If you’ve had diabetes for a long time or it's not controlled well, the higher your chance of getting DME. Your risk is raised if you have these other health problems, too: 

  • High blood pressure 
  • High cholesterol 
  • Poor kidney function 

People often are surprised to hear they have serious DME because they don’t notice symptoms or they’re very mild, Kaden says. 

But what you don’t know can hurt you. Diabetic eye disease is the leading cause of vision loss in working-age adults. That’s why it’s so important to get yearly dilated eye exams, preferably by a retina specialist, she stresses. 

Catching problems early is key to successful treatment. 

The most common culprit for cystoid macular edema (CME) is cataract surgery. Up to 20% of people who have the operation get it. Usually, it happens within 6-10 weeks afterward. It’s more likely if you have a complicated surgery, Kaden says. 

But other things cause CME. These include: 

  • Eye surgery for glaucoma or retina surgery
  • Medications like niacin and certain chemotherapy drugs 
  • Uveitis, an immune system problem that causes eye inflammation
  • Retinitis pigmentosa, a genetic eye disease
  • Age-related macular degeneration (AMD). This can happen when you have what’s called “wet” AMD, when fluid leaks into or under the retina. 

Your retina sits at the back of your eye and changes light into signals that go to your brain. It’s like a layer cake, and fluid can collect anywhere between the layers or even under the retina, Kaden says. 

In CME, fluid collects in a specific layer. It may look like cysts to your doctor.

Both are diagnosed in similar ways. These include: 

  • Dilated eye exam. Your doctor gives you eye drops to widen your pupils to see more of your retina.
  • Optical coherence tomography (OCT). This test uses a machine to take pictures of the layers at the back of your eye. It can be used to diagnose macular edema and monitor it.
  • Fluorescein angiogram. This test lets your doctor see blood flow in your retina. Your doctor will inject a dye into your arm. It travels through your bloodstream to your eyes. Your doctor takes pictures as the blood flows through your retina.

If the CME is caused by medication, your doctor may change the drugs you take. 

If the cause is cataract surgery, it’s treated with steroid or nonsteroidal eye drops. 

A retina specialist may treat the CME with injection medication if eye drops don’t help. 

Eye drops won’t work for DME, Kaden says. The first thing you should do is get your diabetes and any other related health problems under control. 

You’ll need to find a retina specialist to treat your DME.

Here are some questions to ask:

What is the most common treatment for DME? 

Anti-vascular endothelial growth factor (Anti-VEGF) drugs. VEGF is a protein your body makes. Too much of it can contribute to abnormal growth of blood vessels in your eyes. Controlling it can help protect your vision or even improve it. 

How do you get it? 

It’s an injection you get in the white of your eye. 

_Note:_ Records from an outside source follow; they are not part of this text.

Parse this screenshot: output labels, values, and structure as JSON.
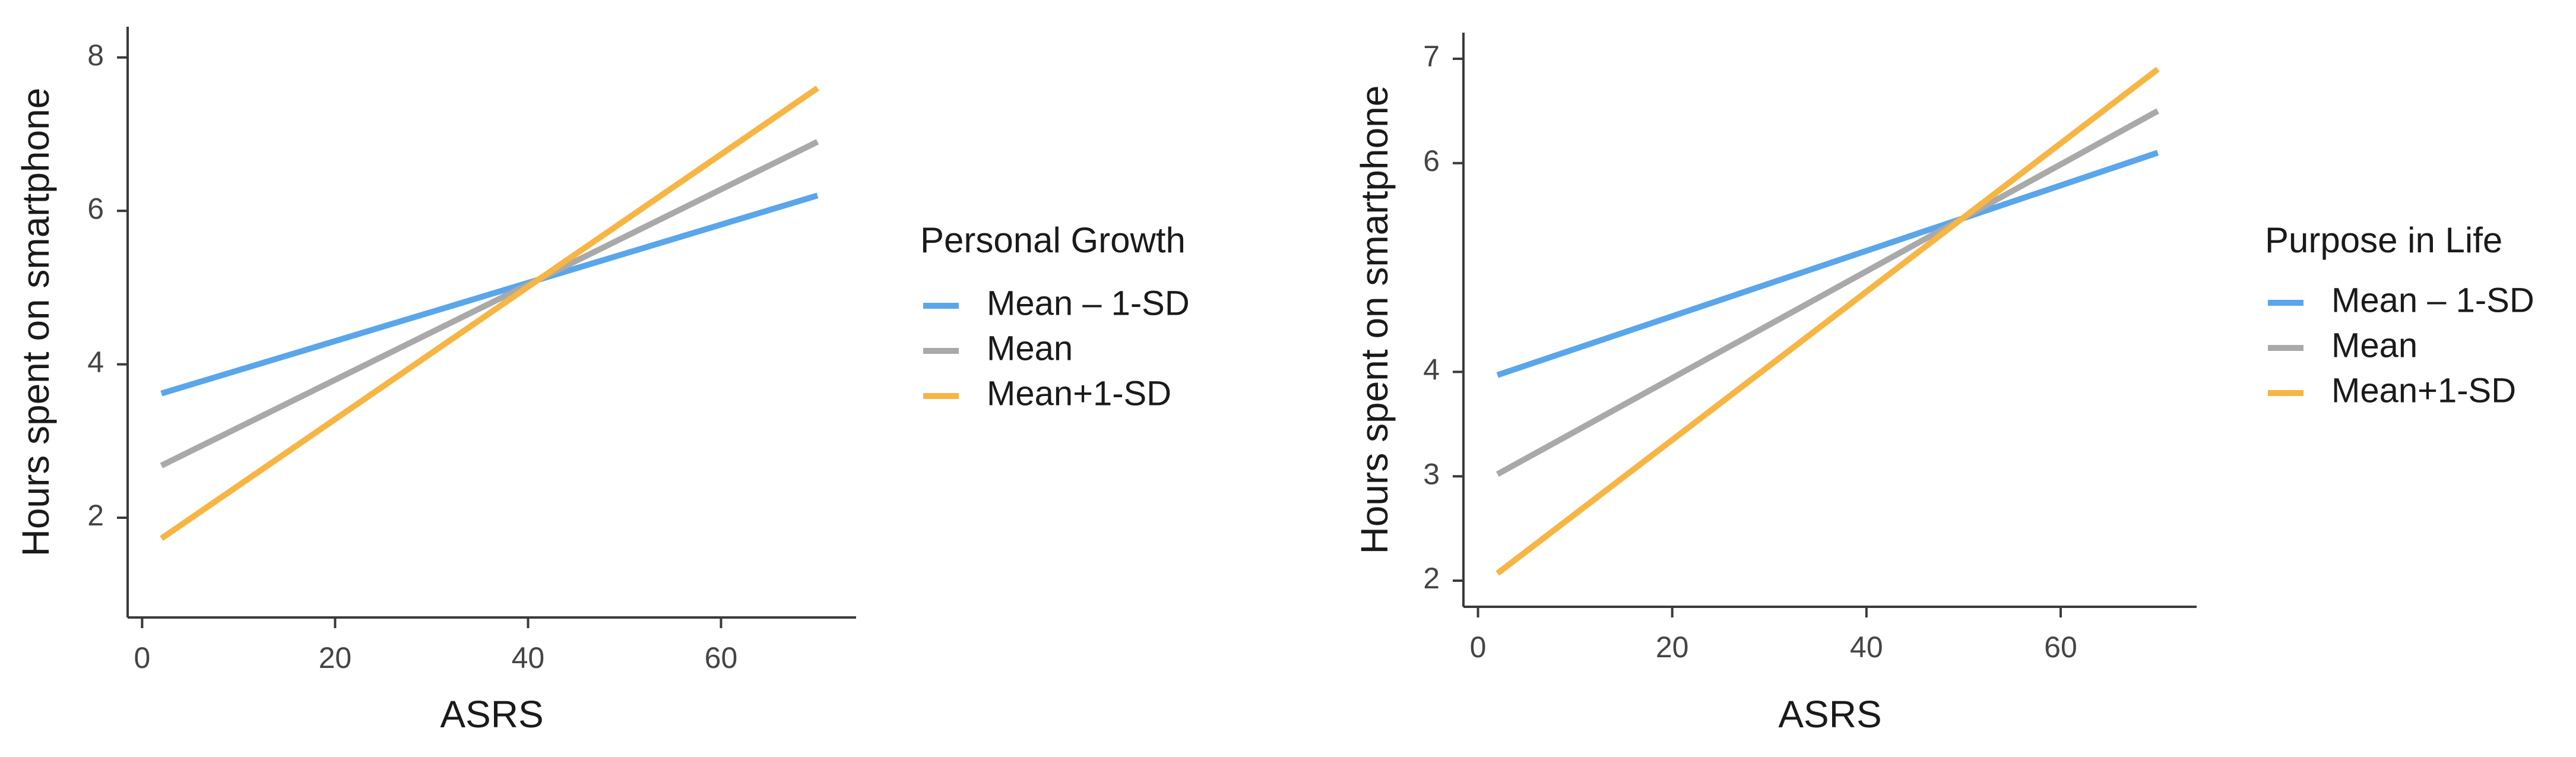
{
  "colors": {
    "low": "#5aa6ea",
    "mean": "#a9a9a9",
    "high": "#f7b543",
    "axis": "#3a3a3a"
  },
  "chart_data": [
    {
      "type": "line",
      "xlabel": "ASRS",
      "ylabel": "Hours spent on smartphone",
      "xlim": [
        -1.5,
        74
      ],
      "ylim": [
        0.7,
        8.4
      ],
      "xticks": [
        0,
        20,
        40,
        60
      ],
      "yticks": [
        2,
        4,
        6,
        8
      ],
      "legend_title": "Personal Growth",
      "legend_position": "right",
      "series": [
        {
          "name": "Mean – 1-SD",
          "color_key": "low",
          "x": [
            2,
            70
          ],
          "y": [
            3.62,
            6.2
          ]
        },
        {
          "name": "Mean",
          "color_key": "mean",
          "x": [
            2,
            70
          ],
          "y": [
            2.68,
            6.9
          ]
        },
        {
          "name": "Mean+1-SD",
          "color_key": "high",
          "x": [
            2,
            70
          ],
          "y": [
            1.73,
            7.6
          ]
        }
      ]
    },
    {
      "type": "line",
      "xlabel": "ASRS",
      "ylabel": "Hours spent on smartphone",
      "xlim": [
        -1.5,
        74
      ],
      "ylim": [
        1.75,
        7.25
      ],
      "xticks": [
        0,
        20,
        40,
        60
      ],
      "yticks": [
        2,
        3,
        4,
        6,
        7
      ],
      "legend_title": "Purpose in Life",
      "legend_position": "right",
      "series": [
        {
          "name": "Mean – 1-SD",
          "color_key": "low",
          "x": [
            2,
            70
          ],
          "y": [
            3.97,
            6.1
          ]
        },
        {
          "name": "Mean",
          "color_key": "mean",
          "x": [
            2,
            70
          ],
          "y": [
            3.02,
            6.5
          ]
        },
        {
          "name": "Mean+1-SD",
          "color_key": "high",
          "x": [
            2,
            70
          ],
          "y": [
            2.07,
            6.9
          ]
        }
      ]
    }
  ]
}
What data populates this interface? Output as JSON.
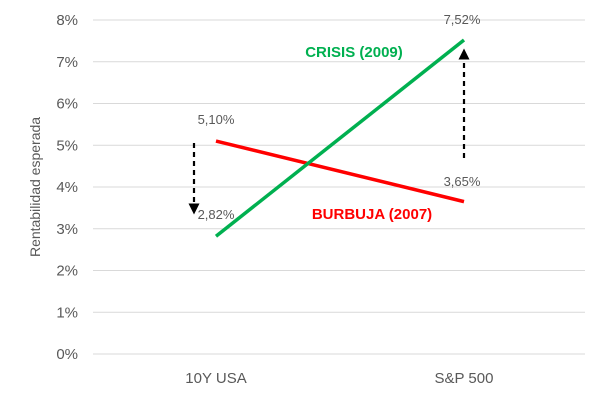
{
  "chart_data": {
    "type": "line",
    "title": "",
    "xlabel": "",
    "ylabel": "Rentabilidad esperada",
    "categories": [
      "10Y USA",
      "S&P 500"
    ],
    "ylim": [
      0,
      8
    ],
    "y_ticks": [
      "0%",
      "1%",
      "2%",
      "3%",
      "4%",
      "5%",
      "6%",
      "7%",
      "8%"
    ],
    "grid": true,
    "legend": "none",
    "series": [
      {
        "name": "BURBUJA (2007)",
        "values": [
          5.1,
          3.65
        ],
        "labels": [
          "5,10%",
          "3,65%"
        ],
        "color": "#ff0000"
      },
      {
        "name": "CRISIS (2009)",
        "values": [
          2.82,
          7.52
        ],
        "labels": [
          "2,82%",
          "7,52%"
        ],
        "color": "#00b050"
      }
    ],
    "annotations": [
      {
        "type": "dashed-arrow",
        "category": "10Y USA",
        "from": 5.1,
        "to": 2.82,
        "direction": "down"
      },
      {
        "type": "dashed-arrow",
        "category": "S&P 500",
        "from": 3.65,
        "to": 7.52,
        "direction": "up"
      }
    ]
  }
}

That may sound scary, but Kaden explains that your eye will be numbed with drops and the needle is very small. 

Kaden says her patients say the worst part is a solution that cleans the eye to prevent infection. Most people describe it as feeling like they have soap in their eyes. She tells her patients it feels like that because you actually do have soap in your eyes. Your doctor will do their best to flush it out before you leave the office, Kaden says. 

Do I need just one shot? 

People usually need a shot once every 4-6 weeks for the foreseeable future. 

Your doctor will work out a plan based on your needs. 

Most of the time, CME goes away in a few weeks and doesn’t come back. 

DME usually responds well to the injections. But it really depends on how much swelling you have to start with and how well you control your diabetes. Treating it in time and sticking with it helps, too.

Kaden says she sees people with CME for a couple of months and that’s it. But she sees her DME patients for life.